Posible respuesta: El salmo es, en sí mismo, una respuesta a nuestras otras lecturas. Léelo de nuevo en oración para hacerlo tuyo.

Segunda Lectura (Lee Rom 8:31b-34)

San Pablo pone en palabras simples lo que los episodios en el Monte Tabor y el Monte Moriah demuestran tan claramente: «Dios está a favor de nosotros». La mente de San Pablo fue transformada completamente por esta verdad colosal. Ve cómo presiona todas sus implicaciones: «Si Dios está a favor de nosotros, ¿quién estará contra nosotros? El que no perdonó a su propio Hijo, sino que lo entregó por todos nosotros, ¿cómo no nos dará también con él todas las cosas?»

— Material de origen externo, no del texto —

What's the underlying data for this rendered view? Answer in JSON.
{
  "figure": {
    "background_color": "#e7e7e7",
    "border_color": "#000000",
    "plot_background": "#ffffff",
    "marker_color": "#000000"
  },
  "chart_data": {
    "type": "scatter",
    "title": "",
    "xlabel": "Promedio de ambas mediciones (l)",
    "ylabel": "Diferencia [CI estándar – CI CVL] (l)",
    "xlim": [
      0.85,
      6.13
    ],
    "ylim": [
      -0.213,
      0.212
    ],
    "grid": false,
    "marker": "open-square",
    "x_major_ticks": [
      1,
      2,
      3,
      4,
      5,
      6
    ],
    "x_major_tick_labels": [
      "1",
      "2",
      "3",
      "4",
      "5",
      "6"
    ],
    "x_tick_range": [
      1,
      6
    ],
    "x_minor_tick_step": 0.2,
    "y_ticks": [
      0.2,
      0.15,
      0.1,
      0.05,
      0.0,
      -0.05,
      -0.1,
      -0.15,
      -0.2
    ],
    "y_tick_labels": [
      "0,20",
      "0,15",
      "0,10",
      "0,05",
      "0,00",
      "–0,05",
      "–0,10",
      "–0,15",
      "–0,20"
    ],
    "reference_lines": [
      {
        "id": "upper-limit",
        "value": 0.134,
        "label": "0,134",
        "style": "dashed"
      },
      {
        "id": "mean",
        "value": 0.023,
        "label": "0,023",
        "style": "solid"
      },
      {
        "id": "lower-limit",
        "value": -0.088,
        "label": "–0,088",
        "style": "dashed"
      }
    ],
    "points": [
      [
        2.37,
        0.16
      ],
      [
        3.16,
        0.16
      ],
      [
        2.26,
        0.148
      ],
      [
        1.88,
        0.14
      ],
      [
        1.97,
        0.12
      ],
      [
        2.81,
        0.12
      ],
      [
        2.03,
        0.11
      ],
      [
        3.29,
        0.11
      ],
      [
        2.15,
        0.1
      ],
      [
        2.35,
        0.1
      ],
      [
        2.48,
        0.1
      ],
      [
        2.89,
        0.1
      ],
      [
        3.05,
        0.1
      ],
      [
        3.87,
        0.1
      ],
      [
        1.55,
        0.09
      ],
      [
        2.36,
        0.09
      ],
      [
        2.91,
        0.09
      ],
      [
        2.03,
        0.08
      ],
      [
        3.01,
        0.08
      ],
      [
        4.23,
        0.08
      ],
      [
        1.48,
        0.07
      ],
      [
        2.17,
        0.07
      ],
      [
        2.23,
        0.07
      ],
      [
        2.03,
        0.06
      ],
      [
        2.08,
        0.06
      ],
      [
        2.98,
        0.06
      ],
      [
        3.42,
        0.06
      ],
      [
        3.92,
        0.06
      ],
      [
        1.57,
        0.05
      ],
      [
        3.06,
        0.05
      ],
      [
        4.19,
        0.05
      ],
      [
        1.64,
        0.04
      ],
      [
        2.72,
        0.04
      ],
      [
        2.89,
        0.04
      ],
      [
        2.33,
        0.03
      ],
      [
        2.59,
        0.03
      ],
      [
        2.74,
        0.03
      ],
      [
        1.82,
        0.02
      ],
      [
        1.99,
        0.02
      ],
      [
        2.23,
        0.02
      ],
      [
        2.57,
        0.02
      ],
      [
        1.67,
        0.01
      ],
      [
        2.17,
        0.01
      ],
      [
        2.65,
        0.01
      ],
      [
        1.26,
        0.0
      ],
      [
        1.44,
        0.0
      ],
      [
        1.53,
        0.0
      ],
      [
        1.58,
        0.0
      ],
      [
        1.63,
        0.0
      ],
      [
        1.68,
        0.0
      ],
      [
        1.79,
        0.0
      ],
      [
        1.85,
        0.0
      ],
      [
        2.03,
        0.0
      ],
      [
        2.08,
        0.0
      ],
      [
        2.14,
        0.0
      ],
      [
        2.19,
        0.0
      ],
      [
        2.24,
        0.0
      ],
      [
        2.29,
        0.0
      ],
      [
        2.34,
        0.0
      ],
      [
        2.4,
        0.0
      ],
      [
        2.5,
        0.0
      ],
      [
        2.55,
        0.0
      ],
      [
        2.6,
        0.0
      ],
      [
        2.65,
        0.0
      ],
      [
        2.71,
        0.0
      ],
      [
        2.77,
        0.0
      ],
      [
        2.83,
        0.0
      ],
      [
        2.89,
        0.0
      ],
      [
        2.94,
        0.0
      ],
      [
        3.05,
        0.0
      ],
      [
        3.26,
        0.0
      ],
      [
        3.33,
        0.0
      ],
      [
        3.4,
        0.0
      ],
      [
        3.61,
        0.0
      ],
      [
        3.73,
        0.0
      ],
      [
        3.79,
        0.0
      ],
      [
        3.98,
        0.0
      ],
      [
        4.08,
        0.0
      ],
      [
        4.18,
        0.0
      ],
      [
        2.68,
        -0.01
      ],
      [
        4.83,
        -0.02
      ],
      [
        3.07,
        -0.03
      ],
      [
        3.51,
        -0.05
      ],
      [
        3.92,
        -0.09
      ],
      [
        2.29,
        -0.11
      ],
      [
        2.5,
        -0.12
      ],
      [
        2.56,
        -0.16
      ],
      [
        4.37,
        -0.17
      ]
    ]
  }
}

Amigos, ¡esta es una lógica irrefutable! San Pablo nos insta a no tener miedo de la condenación. Esto es especialmente importante recordarlo durante la Cuaresma, cuando estamos enfocados en la seriedad de nuestro pecado y nuestra necesidad de arrepentimiento y purificación. La magnitud y el peso de nuestro pecado nunca deberían desequilibrar la realidad que San Pablo describe aquí: Cristo «está a la diestra de Dios, quien intercede por nosotros». El amor que proporcionó el Cordero que quita el pecado del mundo es un amor que nunca termina, que nunca deja de trabajar por nosotros. «Dios está a favor de nosotros».

Posible respuesta: Padre celestial, ayúdame a recordar que Tú estás a mi favor durante esta Cuaresma, para resistir el pecado por amor a Ti, no por miedo a perderlo.